Graue warnt vor Chargenübermittlung beim E-Rezept

Der Hamburger Apothekerverein hat noch viele Kritikpunkte am E-Rezept. Neben der Retaxgefahr und den bekannten Bedenken zum Datenschutz warnt der Verband vor der umfassenden Chargenübermittlung an die Krankenkassen – und hat dazu zwei rechtliche Gutachten erstellen lassen.
Daniela Hüttemann
16.11.2022  18:00 Uhr

Mit der Einführung des E-Rezepts werden die Apotheken auch verpflichtet, die Chargennummer der abgegebenen Arzneimittelpackung in den Abrechnungsdatensatz zu übernehmen und damit der Krankenkasse zu übermitteln. Dies soll den Krankenkassen ermöglichen, im Fall von Chargenrückrufen die betroffenen Patienten schnell ermitteln und informieren zu können. Außerdem stehen den Krankenkassen in bestimmten Fällen Schadenersatzansprüche gegenüber dem jeweiligen Pharmaunternehmen zu.

Wie ist diese Verpflichtung zur regelhaften Abgabe der Chargennummer ins Gesetz geraten, fragte sich der Vorsitzende des Hamburger Apothekervereins, Dr. Jörn Graue. »Inzwischen habe ich herausgefunden, dass diese Regelung auf einem weithin unbekannten Schiedsspruch vom Dezember 2020 zur Mitwirkungspflicht der Apotheken bei Ersatzansprüchen der Krankenkassen nach § 131a Abs.1 in Verbindung mit § 129 Abs. 4b SGB V beruht«, berichtete Graue bei der jährlichen Mitgliederversammlung am Dienstagabend.
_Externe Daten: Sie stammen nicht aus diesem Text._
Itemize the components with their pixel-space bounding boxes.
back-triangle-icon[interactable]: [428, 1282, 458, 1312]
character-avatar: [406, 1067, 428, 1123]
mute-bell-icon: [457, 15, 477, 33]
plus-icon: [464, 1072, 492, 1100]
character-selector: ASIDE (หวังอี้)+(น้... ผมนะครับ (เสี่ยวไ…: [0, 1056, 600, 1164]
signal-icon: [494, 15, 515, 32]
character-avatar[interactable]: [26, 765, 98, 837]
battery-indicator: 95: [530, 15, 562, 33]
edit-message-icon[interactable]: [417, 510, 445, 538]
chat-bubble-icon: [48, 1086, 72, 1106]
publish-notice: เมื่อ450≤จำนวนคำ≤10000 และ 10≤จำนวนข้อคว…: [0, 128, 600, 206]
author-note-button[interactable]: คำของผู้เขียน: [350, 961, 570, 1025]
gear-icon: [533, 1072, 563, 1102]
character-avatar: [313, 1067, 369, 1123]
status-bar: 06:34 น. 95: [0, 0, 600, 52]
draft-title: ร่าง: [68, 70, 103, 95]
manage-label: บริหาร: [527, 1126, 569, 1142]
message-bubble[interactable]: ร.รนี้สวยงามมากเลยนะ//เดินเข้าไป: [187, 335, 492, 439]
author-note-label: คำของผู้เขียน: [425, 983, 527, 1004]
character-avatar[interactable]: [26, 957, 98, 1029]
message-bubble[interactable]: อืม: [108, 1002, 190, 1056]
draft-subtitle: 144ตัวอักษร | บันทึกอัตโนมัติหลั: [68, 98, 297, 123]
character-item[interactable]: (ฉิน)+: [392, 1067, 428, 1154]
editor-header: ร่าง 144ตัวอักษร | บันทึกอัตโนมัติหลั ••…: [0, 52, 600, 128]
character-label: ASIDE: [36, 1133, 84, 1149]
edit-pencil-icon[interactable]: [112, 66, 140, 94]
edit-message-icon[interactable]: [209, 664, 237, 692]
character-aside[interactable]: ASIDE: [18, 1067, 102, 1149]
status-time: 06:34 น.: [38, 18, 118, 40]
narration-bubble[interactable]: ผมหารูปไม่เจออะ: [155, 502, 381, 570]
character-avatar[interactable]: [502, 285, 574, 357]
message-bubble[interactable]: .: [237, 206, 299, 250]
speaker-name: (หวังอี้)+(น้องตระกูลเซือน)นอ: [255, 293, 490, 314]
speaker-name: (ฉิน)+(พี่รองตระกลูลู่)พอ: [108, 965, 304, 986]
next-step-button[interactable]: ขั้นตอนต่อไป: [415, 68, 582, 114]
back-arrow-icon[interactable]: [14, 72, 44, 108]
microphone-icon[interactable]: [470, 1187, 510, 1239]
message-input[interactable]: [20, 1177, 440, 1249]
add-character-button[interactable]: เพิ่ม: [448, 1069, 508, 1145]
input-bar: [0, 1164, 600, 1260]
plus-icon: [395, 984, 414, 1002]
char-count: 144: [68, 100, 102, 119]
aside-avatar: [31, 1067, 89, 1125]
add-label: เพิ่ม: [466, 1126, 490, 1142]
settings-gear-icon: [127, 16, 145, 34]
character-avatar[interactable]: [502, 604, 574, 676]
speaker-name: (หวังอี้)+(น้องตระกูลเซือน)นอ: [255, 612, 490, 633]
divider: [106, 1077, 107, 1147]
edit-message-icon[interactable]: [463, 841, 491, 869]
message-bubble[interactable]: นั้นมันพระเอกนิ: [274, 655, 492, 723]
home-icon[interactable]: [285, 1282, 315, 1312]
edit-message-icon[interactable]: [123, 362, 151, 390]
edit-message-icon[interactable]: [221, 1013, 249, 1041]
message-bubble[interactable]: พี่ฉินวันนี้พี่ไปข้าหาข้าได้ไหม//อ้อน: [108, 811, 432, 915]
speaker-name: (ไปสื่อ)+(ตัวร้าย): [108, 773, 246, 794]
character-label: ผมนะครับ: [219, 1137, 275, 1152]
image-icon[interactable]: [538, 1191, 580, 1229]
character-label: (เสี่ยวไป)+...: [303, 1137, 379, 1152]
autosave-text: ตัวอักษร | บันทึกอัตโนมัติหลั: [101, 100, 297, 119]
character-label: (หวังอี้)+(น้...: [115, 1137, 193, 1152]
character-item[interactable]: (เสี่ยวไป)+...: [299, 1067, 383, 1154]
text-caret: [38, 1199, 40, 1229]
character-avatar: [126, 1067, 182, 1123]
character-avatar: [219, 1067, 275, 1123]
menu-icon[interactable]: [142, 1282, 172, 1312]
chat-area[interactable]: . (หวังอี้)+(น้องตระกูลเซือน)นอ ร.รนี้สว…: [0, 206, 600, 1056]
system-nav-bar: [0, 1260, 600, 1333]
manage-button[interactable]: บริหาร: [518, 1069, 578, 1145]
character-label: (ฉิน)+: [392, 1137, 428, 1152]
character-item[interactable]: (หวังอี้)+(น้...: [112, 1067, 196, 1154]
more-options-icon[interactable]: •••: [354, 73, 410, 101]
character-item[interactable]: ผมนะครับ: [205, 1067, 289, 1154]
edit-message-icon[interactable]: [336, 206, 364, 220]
In der Sache heißt der seit dem 1. Januar 2022 geltende Schiedsspruch: Für den vergleichsweise höchst seltenen Fall, dass die Krankenkassen wegen von ihnen vergüteter Leistungen rückgerufener Arzneimittel Ansprüche nach § 131 a SGB V Abs. 1 SGB V in Verbindung mit § 129 Abs. 4 b SGB V gegen die Lieferanten abgebender Apotheken geltend machen wollen, muss jede öffentliche Apotheke bei sämtlichen Abgaben von Fertigarzneimitteln die Chargennummer angeben und mitteilen. »Das geht aber extrem über das hinaus, was der Gesetzgeber verlangt«, beschwerte sich der Vereinsvorsitzende.

Übermittlung aller Chargennummern nicht verhältnismäßig

Die 100-prozentige Erfassung und Übermittelung der Chargennummern für einen sehr geringen Prozentsatz an potenziellen Erstattungsansprüchen sei nicht erforderlich und auch mit Blick auf das Sparsamkeitsgebot nicht verhältnismäßig, kritisiert Graue. Er sieht hier nicht nur eine weitere Ausweitung der Retaxationsmöglichkeiten der Krankenkassen ohne gesetzliche Grundlage, sondern darüber hinaus datenschutzrechtliche Bedenken, die auf die Apotheken zurückfallen könnten.

Die Verknüpfung der Chargennummer mit dem Arzneimittel stelle einen hochsensiblen personenbezogenen Datensatz dar, dessen anlasslose Übermittlung an Dritte aus datenschutzrechtlicher Sicht nicht zulässig ist. »Folglich dürften die Apotheken aus datenschutzrechtlicher Sicht ohne freiwillige Einwilligung des Patienten mit der Chargennummer verknüpfte Angaben mittels E-Rezept eigentlich nicht zur Abrechnung einreichen, da hierfür sowohl nach europäischem als auch nationalem Recht bislang keine Grundlage besteht - hier tickt wieder einmal eine Zeitbombe«, warnte Graue.